There are projects you start.
And then there are projects that quietly become part of who you are.
Echoes of the Mind belongs to the second category.
I started working on it sometime around the summer of 2003.
I was fifteen years old.
I didn't know what software architecture was. I didn't know what game design meant. I barely knew how to program.
I just knew I wanted to tell a story.
So I opened RPG Maker 2000.

The Beginning
Back then, RPG Maker felt magical.
Without writing thousands of lines of code; in fact, without writing code at all, you could create maps, characters, dialogue, battles, music, and entire worlds.
It lowered the barrier to game development in a way that was revolutionary for its time.
Eventually, I moved to RPG Maker 2003, where I learned about variables, switches, event systems, and all the clever tricks people invented to make the engine do things it was never designed to do.
Looking back, it was probably my first exposure to software engineering.
I just didn't know it yet.

Growing Up
As the years passed, the project evolved.
So did I.
I rewrote systems.
Changed the story.
Deleted maps.
Created new ones.
I even hired artists to replace my embarrassingly bad placeholder graphics.

The project slowly became something much bigger than what a fifteen-year-old could have imagined.
But eventually, I realized something else.
The game I had in my head simply didn't fit inside RPG Maker anymore.
Don't get me wrong—I owe a lot to that engine.
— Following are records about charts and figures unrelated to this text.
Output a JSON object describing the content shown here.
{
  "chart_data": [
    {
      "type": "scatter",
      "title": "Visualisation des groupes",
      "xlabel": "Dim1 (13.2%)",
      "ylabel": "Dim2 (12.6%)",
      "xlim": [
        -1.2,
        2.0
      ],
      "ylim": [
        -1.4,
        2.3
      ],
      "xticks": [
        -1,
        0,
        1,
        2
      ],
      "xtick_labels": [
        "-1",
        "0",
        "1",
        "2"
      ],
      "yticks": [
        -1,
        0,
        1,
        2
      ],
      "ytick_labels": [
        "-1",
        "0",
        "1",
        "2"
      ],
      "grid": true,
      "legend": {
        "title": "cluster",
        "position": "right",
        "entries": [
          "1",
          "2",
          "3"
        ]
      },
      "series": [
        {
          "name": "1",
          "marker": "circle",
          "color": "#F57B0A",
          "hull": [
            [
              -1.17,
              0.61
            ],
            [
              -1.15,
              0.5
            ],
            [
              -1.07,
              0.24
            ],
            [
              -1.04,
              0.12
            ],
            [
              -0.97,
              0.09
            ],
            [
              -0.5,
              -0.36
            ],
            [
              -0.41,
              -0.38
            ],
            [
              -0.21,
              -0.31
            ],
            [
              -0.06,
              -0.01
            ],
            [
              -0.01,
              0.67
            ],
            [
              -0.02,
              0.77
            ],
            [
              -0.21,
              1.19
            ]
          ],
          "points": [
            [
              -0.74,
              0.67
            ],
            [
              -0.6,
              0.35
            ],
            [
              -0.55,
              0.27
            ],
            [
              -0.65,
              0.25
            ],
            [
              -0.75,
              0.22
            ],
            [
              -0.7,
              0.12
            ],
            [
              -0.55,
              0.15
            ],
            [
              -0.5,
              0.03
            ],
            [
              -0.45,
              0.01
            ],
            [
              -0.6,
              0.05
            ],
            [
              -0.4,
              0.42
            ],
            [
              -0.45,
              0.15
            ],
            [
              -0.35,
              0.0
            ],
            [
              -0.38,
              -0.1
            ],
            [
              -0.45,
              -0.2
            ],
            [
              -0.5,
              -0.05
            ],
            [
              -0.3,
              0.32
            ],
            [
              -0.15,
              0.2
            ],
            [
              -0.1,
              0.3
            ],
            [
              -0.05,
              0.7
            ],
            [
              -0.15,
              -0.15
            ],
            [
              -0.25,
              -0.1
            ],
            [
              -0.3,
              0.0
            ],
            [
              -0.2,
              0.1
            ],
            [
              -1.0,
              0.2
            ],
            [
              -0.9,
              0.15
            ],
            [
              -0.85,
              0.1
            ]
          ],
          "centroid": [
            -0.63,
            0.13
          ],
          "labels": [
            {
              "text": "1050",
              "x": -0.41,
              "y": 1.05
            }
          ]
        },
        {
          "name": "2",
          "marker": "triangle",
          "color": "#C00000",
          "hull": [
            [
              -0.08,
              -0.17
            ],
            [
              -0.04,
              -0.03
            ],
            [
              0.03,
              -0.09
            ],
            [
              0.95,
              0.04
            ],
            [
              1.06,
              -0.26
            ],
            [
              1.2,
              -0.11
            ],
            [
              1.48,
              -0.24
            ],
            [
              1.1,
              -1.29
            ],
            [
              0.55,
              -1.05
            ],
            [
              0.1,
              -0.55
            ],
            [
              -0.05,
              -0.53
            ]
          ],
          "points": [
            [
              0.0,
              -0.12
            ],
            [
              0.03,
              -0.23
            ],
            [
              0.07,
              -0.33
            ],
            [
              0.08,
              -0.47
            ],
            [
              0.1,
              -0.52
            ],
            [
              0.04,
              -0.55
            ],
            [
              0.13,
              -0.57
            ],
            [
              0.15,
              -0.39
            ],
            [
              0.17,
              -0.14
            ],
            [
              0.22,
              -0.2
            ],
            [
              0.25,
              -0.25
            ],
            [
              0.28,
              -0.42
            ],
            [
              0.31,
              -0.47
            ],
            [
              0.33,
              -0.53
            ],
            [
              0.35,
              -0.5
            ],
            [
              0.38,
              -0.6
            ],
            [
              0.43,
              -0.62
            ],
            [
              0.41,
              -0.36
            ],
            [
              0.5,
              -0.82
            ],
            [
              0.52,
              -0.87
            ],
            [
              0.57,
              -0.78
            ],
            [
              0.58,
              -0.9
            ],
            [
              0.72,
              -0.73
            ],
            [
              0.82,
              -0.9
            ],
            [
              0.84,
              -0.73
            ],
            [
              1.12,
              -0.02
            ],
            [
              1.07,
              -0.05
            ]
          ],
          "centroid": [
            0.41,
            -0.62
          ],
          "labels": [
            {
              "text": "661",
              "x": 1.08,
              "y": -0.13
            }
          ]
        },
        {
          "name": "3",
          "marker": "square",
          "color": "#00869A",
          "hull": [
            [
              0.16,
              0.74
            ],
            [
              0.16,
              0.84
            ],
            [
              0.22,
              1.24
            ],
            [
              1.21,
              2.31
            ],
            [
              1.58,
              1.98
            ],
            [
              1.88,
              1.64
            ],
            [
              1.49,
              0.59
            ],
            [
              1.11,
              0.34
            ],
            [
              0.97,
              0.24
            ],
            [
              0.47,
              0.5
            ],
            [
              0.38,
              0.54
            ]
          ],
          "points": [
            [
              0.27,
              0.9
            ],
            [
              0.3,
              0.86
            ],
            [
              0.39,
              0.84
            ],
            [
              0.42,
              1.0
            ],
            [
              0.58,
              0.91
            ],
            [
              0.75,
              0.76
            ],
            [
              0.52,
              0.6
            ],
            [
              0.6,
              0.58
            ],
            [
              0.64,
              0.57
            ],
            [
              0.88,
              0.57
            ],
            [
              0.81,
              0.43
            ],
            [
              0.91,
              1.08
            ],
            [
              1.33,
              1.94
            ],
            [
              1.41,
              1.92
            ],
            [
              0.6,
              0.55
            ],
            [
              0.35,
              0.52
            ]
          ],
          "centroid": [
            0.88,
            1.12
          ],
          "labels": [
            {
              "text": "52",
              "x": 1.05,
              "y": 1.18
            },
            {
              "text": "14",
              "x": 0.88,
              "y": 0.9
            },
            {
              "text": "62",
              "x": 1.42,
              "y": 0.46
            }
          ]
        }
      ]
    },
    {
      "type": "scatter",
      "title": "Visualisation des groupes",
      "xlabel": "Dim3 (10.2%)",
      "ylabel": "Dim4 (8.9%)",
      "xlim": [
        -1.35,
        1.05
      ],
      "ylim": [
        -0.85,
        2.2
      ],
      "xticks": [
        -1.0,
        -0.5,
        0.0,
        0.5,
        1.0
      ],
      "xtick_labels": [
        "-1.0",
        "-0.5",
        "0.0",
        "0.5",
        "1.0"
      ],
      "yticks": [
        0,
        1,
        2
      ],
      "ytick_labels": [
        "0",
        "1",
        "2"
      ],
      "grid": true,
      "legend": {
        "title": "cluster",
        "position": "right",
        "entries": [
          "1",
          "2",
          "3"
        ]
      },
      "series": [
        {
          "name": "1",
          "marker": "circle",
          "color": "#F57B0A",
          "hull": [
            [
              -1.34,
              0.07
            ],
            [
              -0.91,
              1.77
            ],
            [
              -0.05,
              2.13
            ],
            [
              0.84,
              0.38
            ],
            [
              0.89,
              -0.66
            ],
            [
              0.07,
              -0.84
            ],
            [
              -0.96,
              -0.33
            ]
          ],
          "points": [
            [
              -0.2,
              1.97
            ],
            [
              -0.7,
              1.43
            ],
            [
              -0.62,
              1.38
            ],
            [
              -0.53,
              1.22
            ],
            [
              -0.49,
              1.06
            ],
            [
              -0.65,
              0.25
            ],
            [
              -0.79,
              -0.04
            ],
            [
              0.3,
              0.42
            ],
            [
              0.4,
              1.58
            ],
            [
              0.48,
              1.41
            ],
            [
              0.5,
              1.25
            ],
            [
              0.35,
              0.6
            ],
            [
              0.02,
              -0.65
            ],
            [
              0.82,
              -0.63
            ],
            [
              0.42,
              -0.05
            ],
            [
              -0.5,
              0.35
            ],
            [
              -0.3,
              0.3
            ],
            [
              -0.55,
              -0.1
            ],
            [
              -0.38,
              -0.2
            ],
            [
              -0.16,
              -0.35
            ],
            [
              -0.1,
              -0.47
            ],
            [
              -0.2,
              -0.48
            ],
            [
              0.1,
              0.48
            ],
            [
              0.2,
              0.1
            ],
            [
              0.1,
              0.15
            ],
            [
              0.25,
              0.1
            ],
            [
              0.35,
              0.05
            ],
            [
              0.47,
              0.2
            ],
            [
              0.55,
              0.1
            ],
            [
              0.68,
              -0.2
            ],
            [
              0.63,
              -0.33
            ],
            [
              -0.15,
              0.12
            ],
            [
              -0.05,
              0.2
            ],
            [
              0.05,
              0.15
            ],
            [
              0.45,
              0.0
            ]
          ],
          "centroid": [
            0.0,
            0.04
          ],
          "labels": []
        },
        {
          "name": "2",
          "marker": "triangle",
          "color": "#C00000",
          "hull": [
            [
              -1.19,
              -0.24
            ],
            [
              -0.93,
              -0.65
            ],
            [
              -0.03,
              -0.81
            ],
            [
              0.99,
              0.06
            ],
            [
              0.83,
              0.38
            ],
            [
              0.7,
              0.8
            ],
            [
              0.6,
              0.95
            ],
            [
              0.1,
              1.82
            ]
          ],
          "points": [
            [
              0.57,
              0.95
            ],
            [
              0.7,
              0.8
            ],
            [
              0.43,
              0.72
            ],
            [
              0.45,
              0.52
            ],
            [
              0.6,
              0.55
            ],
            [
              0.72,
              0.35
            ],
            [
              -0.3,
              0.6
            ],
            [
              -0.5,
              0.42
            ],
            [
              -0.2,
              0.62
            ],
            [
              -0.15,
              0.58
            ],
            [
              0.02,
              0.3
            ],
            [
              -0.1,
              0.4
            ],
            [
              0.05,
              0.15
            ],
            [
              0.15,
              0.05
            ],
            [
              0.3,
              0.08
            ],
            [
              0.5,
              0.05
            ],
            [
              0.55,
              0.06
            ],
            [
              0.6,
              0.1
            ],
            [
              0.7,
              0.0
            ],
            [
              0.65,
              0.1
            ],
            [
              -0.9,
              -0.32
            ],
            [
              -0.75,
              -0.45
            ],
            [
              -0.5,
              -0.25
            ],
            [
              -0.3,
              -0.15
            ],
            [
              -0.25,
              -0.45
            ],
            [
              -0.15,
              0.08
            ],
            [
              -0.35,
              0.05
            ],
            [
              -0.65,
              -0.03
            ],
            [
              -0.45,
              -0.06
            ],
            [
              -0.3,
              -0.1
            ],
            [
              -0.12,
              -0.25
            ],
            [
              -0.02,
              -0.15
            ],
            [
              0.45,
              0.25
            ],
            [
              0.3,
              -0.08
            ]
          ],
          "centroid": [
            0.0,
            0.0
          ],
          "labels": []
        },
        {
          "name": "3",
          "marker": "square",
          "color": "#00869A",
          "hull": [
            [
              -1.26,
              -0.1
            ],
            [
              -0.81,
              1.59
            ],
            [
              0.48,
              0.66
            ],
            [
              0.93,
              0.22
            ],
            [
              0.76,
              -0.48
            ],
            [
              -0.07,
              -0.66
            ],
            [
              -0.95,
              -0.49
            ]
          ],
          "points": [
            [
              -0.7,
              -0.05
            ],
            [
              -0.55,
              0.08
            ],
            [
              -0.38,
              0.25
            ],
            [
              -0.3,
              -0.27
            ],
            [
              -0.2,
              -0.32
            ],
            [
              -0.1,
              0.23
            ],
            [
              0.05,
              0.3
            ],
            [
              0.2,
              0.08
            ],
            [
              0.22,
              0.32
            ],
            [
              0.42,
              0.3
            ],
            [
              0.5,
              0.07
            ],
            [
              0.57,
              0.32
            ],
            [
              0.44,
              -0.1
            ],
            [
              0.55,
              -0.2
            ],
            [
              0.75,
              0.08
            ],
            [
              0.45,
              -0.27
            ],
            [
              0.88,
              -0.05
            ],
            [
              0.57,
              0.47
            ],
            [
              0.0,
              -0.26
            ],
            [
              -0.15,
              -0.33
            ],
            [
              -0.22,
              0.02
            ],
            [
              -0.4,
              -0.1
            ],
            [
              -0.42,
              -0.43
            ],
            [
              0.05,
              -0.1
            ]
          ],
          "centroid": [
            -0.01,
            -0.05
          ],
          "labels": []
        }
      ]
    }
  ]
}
It introduced me to game development and taught me lessons I'll carry forever.
But every ambitious mechanic...
Every cinematic sequence...
Every system I wanted to design...
Felt like I was fighting the engine instead of building with it.
RPG Maker is an incredible engine for the games it was designed to make.
Echoes of the Mind wasn't one of them.
I kept finding workarounds for problems that wouldn't even exist in a more flexible engine.
Eventually I stopped asking:
"How can I make RPG Maker do this?"
And started asking:
"What engine would actually let me build the game I've been imagining for the last twenty years?"
Sometimes Starting Over Is Faster
For years, I convinced myself I'd eventually finish it.
Then one day I accepted something uncomfortable.
The best way to move forward...
...was to start over.
Not because the previous work had no value.
Quite the opposite.
Every version of the game taught me something.
Every rewrite made me a better developer.
Every abandoned system eventually became a lesson.
None of that work was wasted.
It was simply preparing me for the version I wanted to build all along.
Godot
Today, Echoes of the Mind is being rewritten from scratch using Godot.
Different engine.
Different language.
Different architecture.
Different developer.
The funny part is that the story hasn't really changed.
I have.
Today I think in systems.
I think about maintainability.
State machines.
Separation of concerns.
Things that didn't even exist in my vocabulary when I was fifteen.
Ironically, rewriting the game isn't about changing the game.
It's about finally removing the limitations that kept me from building the game I imagined back in 2003.



Twenty-Two Years
Twenty-two years is a ridiculous amount of time for a game to stay alive.
Most indie projects die after a few months.
Some survive a couple of years.
Mine somehow survived high school.
University.
Graduate school.
Career changes.
Different jobs.
Relationships.
A daughter.
Life.
Not because I worked on it every day.
Because I never truly abandoned it.
Why Keep Going?
People sometimes ask why I don't just start a completely new game.
The answer is simple.
Because Echoes of the Mind has been growing alongside me.
Every time I open an old project, I find something written by a younger version of myself.
Sometimes I keep it.
Sometimes I rewrite it.
Sometimes I laugh because I can immediately recognize what I was trying to accomplish—even if I didn't yet have the skills to pull it off.
That's probably my favorite part.
This game has quietly become a timeline of my own evolution.
You can almost see the developer growing up by looking at the project.


Final Thought
Technology changes.
Game engines come and go.
RPG Maker has evolved, too.
Programming languages evolve.
Communities rise and fade.
But stories...
Stories wait.
Sometimes they wait twenty-two years.
And maybe that's okay.
Because some stories aren't meant to be finished quickly.
They're meant to grow alongside the person writing them.
And maybe, just maybe...
Echoes of the Mind was never just a game.
It was the project that quietly taught me how to become an engineer.